Et bien je ne pensais pas en trouver un… un thriller-doudou, celui qui vous plonge doucement mais sûrement dans une sombre histoire et dont finalement vous ne pouvez lever les yeux qu’à la toute dernière page. Lisa Hestin est flic à Paris, c’est aussi la fille de Lionel Hestin, juge d’instruction, assassiné au début des années 80, tout comme ses confrères, les juges Falcone et Borsellino. En partant au chevet de sa mère mourante, Lisa va aller à la rencontre de sa propre histoire et, dans le même temps, soulève un secret d’Etat liant son défunt père à la “Pieuvre”. Et pourquoi donc un thriller-doudou vous dites vous donc ?! Parce qu’il se lit si facilement, cela en est même déconcertant au début, ce style direct et sans fioriture. Je me suis laissée prendre au jeu de cette intrigue impitoyable composée de personnages “brut de décoffrage”. Jacques Saussey évite les écueils et tient bon son jeu meurtrier, juxtaposant deux périodes qui se chevauchent à une quinzaine de jours d’intervalle, provoquant ainsi interrogations et surprises. Les couteaux sont donc aiguisés, le flingue est chargé, l’esprit est affûté, il est temps pour vous de rejoindre Lisa et Daniel -leur cinquième aventure et pas des moindres- en vous souhaitant une frissonnante plongée dans les méandres obscures de “La Pieuvre”.

La Pieuvre de Jacques Sausseyéditions Toucan noir -

Péchés capitaux

Lundi 6 juillet 2015

“Alors qu’il se reposait, la mort ne quittait pas ses pensées. A la place du paradis, qui semblait être un endroit très ennuyeux, il se serait volontiers contenté d’un court séjour à travers les galaxies. Depuis que les photos d’”Hubble” étaient publiées et révélaient toute leur splendeur, il mourait d’envie de les voir au plus près. L’autre jour, dans le “Detroit Free Press”, il avait lu que les trous noirs tournaient à la vitesse de  dix mille kilomètres à l’heure, ce qui serait pour l’âme errante un voyage extrêmement rapide.”

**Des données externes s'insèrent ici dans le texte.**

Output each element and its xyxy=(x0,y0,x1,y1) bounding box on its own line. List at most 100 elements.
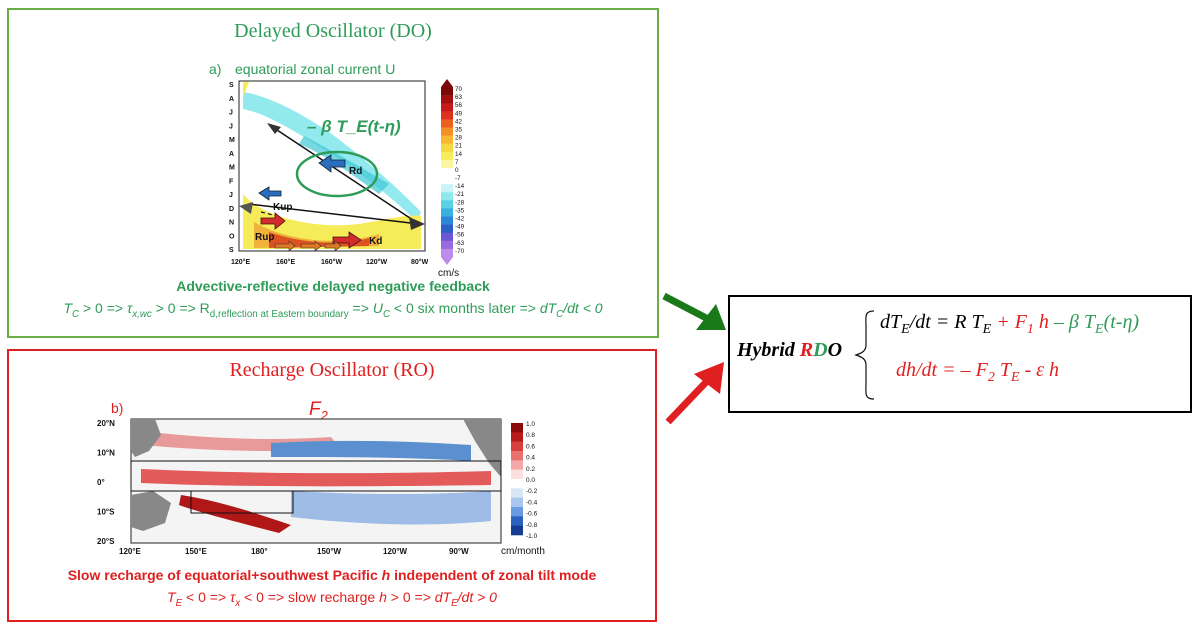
month-tick-label: J xyxy=(229,123,233,130)
ro-colorbar-swatch xyxy=(511,497,523,508)
southwest-positive-core xyxy=(179,495,291,533)
connector-arrows xyxy=(662,292,726,425)
do-map-title: equatorial zonal current U xyxy=(235,61,395,77)
ro-panel-label: b) xyxy=(111,400,123,416)
rossby-path-arrowhead xyxy=(267,123,281,134)
ro-colorbar-tick: 0.4 xyxy=(526,455,535,462)
do-colorbar-bottom-cap xyxy=(441,257,453,265)
asia-land xyxy=(131,419,161,457)
do-colorbar-tick: 56 xyxy=(455,102,463,109)
month-tick-label: J xyxy=(229,110,233,117)
ro-colorbar-tick: 0.0 xyxy=(526,477,535,484)
ro-colorbar-tick: 0.6 xyxy=(526,443,535,450)
do-colorbar-top-cap xyxy=(441,79,453,87)
month-tick-label: J xyxy=(229,192,233,199)
ro-colorbar-swatch xyxy=(511,441,523,452)
do-colorbar-tick: 42 xyxy=(455,118,463,125)
ro-colorbar-tick: 0.8 xyxy=(526,432,535,439)
ro-colorbar-swatch xyxy=(511,525,523,536)
do-colorbar-swatch xyxy=(441,208,453,217)
lat-tick-label: 20°N xyxy=(97,419,115,428)
month-tick-label: S xyxy=(229,247,234,254)
lat-tick-label: 20°S xyxy=(97,537,115,546)
hybrid-rdo-box: Hybrid RDO dTE/dt = R TE + F1 h – β TE(t… xyxy=(728,295,1192,413)
month-tick-label: O xyxy=(229,233,235,240)
month-tick-label: N xyxy=(229,220,234,227)
do-colorbar-tick: -56 xyxy=(455,232,465,239)
america-land xyxy=(463,419,501,477)
ro-colorbar-swatch xyxy=(511,488,523,498)
ro-colorbar-swatch xyxy=(511,423,523,433)
negative-current-band xyxy=(243,92,421,222)
do-colorbar-tick: 28 xyxy=(455,135,463,142)
do-colorbar-swatch xyxy=(441,176,453,185)
ro-title: Recharge Oscillator (RO) xyxy=(229,359,435,381)
do-colorbar-tick: 0 xyxy=(455,167,459,174)
month-tick-label: M xyxy=(229,137,235,144)
rossby-path-line xyxy=(273,127,420,225)
equation-brace xyxy=(854,310,875,400)
do-colorbar-tick: -21 xyxy=(455,191,465,198)
do-colorbar-swatch xyxy=(441,224,453,234)
do-colorbar-swatch xyxy=(441,240,453,250)
ro-lon-tick-label: 150°E xyxy=(185,547,208,556)
do-colorbar-swatch xyxy=(441,119,453,128)
red-arrow-shaft xyxy=(665,375,713,425)
lat-tick-label: 10°N xyxy=(97,449,115,458)
lon-tick-label: 80°W xyxy=(411,258,429,266)
do-colorbar-swatch xyxy=(441,103,453,112)
equatorial-current-map: a) equatorial zonal current U – β T_E(t-… xyxy=(209,61,465,279)
month-tick-label: S xyxy=(229,82,234,89)
ro-colorbar-swatch xyxy=(511,479,523,489)
ro-colorbar-tick: -0.4 xyxy=(526,499,538,506)
do-colorbar-tick: -35 xyxy=(455,207,465,214)
ro-colorbar-swatch xyxy=(511,516,523,526)
lat-tick-label: 10°S xyxy=(97,508,115,517)
do-colorbar-tick: -49 xyxy=(455,224,465,231)
kup-label: Kup xyxy=(273,202,292,213)
ro-colorbar-tick: -0.8 xyxy=(526,522,538,529)
do-panel-label: a) xyxy=(209,61,221,77)
do-colorbar-tick: 14 xyxy=(455,151,463,158)
do-colorbar-swatch xyxy=(441,232,453,242)
ro-colorbar-tick: -1.0 xyxy=(526,533,538,540)
recharge-oscillator-panel: Recharge Oscillator (RO) b) F2 20°N 10°N 0… xyxy=(7,349,657,622)
do-colorbar-swatch xyxy=(441,95,453,104)
ro-map-title: F2 xyxy=(309,399,329,423)
do-colorbar-swatch xyxy=(441,200,453,209)
top-yellow-patch xyxy=(243,82,249,98)
do-colorbar-swatch xyxy=(441,159,453,169)
do-colorbar-swatch xyxy=(441,111,453,120)
ro-colorbar-tick: -0.6 xyxy=(526,511,538,518)
ro-colorbar-swatch xyxy=(511,469,523,480)
small-orange-arrows xyxy=(274,240,342,252)
do-colorbar-swatch xyxy=(441,216,453,225)
do-colorbar-tick: 70 xyxy=(455,86,463,93)
do-colorbar-swatch xyxy=(441,87,453,96)
ro-colorbar-tick: -0.2 xyxy=(526,488,538,495)
kelvin-path-arrowhead xyxy=(409,217,425,230)
month-tick-label: F xyxy=(229,178,234,185)
do-colorbar-swatch xyxy=(441,151,453,161)
ro-latitude-axis: 20°N 10°N 0° 10°S 20°S xyxy=(97,419,115,546)
ro-colorbar-tick: 1.0 xyxy=(526,421,535,428)
do-longitude-axis: 120°E 160°E 160°W 120°W 80°W xyxy=(231,258,429,266)
maritime-continent-land xyxy=(131,491,171,531)
north-negative-band xyxy=(271,440,471,461)
do-colorbar-tick: -70 xyxy=(455,248,465,255)
ro-caption: Slow recharge of equatorial+southwest Pa… xyxy=(67,567,597,583)
do-colorbar-tick: -14 xyxy=(455,183,465,190)
rd-label: Rd xyxy=(349,166,362,177)
ro-colorbar-swatch xyxy=(511,460,523,470)
reflection-dash xyxy=(260,211,278,217)
ro-unit-label: cm/month xyxy=(501,546,545,557)
do-colorbar-tick: -28 xyxy=(455,199,465,206)
month-tick-label: D xyxy=(229,206,234,213)
temperature-equation: dTE/dt = R TE + F1 h – β TE(t-η) xyxy=(880,311,1140,337)
ro-colorbar: 1.0 0.8 0.6 0.4 0.2 0.0 -0.2 -0.4 -0.6 -0.8 -1.0 xyxy=(511,421,538,540)
do-colorbar-swatch xyxy=(441,167,453,177)
ro-colorbar-tick: 0.2 xyxy=(526,466,535,473)
do-colorbar-tick: 49 xyxy=(455,110,463,117)
do-colorbar: 70635649423528211470-7-14-21-28-35-42-49… xyxy=(441,79,465,265)
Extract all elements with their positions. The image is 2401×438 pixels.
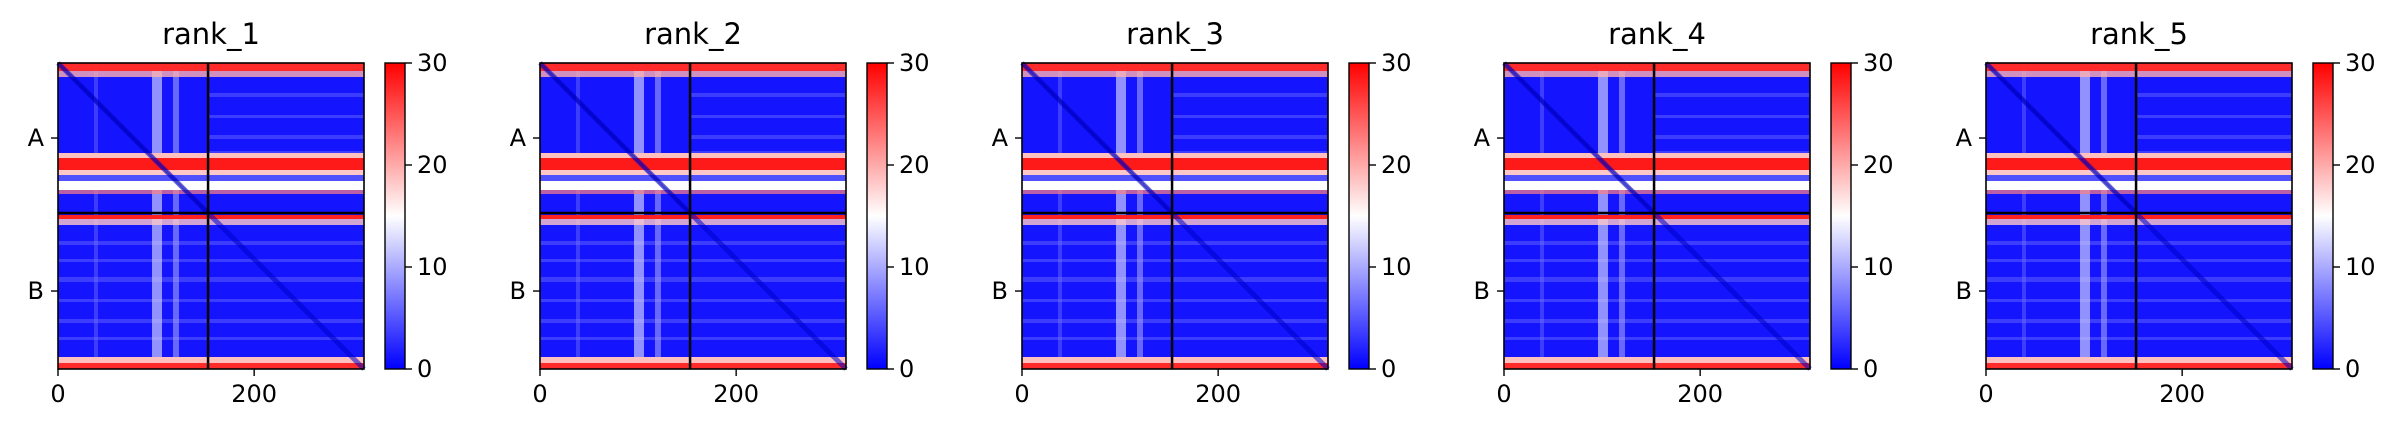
y-tick-label-b: B <box>510 277 526 305</box>
x-tick-label: 200 <box>1195 380 1241 408</box>
axes-frame <box>57 62 365 370</box>
colorbar <box>866 62 888 370</box>
heatmap-image <box>1504 63 1810 369</box>
colorbar-tick-label: 0 <box>899 355 914 383</box>
colorbar-tick-label: 10 <box>1381 253 1412 281</box>
panel-4: rank_4 0 200 A B 0 10 20 30 <box>1474 17 1894 408</box>
colorbar-tick-label: 10 <box>899 253 930 281</box>
colorbar <box>1348 62 1370 370</box>
x-tick-label: 200 <box>231 380 277 408</box>
colorbar <box>384 62 406 370</box>
axes-frame <box>1021 62 1329 370</box>
y-tick-label-b: B <box>992 277 1008 305</box>
panel-title: rank_1 <box>162 17 260 51</box>
colorbar-tick-label: 30 <box>1381 49 1412 77</box>
colorbar <box>1830 62 1852 370</box>
colorbar <box>2312 62 2334 370</box>
panel-title: rank_2 <box>644 17 742 51</box>
heatmap-image <box>540 63 846 369</box>
x-tick-label: 0 <box>532 380 547 408</box>
colorbar-tick-label: 0 <box>1381 355 1396 383</box>
colorbar-tick-label: 20 <box>1863 151 1894 179</box>
heatmap-image <box>1986 63 2292 369</box>
axes-frame <box>1985 62 2293 370</box>
colorbar-tick-label: 20 <box>899 151 930 179</box>
colorbar-tick-label: 30 <box>899 49 930 77</box>
axes-frame <box>539 62 847 370</box>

L’inspecteur Sunderson revient ! – nul besoin mais, si l’envie joyeuse vous prend, n’hésitez pas à lire “Grand maître” paru en poche -. Et là, au milieu de bouquins dont, en ce moment, je n’arrivais pas à trouver de saveur particulière, se dresse “Péchés capitaux” de Jim Harrison. Le début m’a fait pensé au roman de Dickey, “Délivrance” : Sunderson parvient, avec ses méthodes plus que “borderline”, à acquérir un modeste chalet dans le nord du Michigan; mais il est surtout arrivé sur le territoire d’une famille de dégénérés : les Ames. En pleine saison de pêche à la truite, Sunderson reprend du service et ça va être haut en couleur. Cette histoire est, toute à la fois, roman noir, chronique d’une Amérique violente, ode à la nature sauvage, essai sur le sexe et ses pulsions, hymne à la bonne bouffe et questionnement sur l’amour. Oui… rien que ça, avec quelques touches d’humour décalé pour parfaire le tout. “Péchés capitaux” paraît en septembre, de quoi commencer “La rentrée” avec un bon cru et se FAIRE PLAISIR! alléluïa.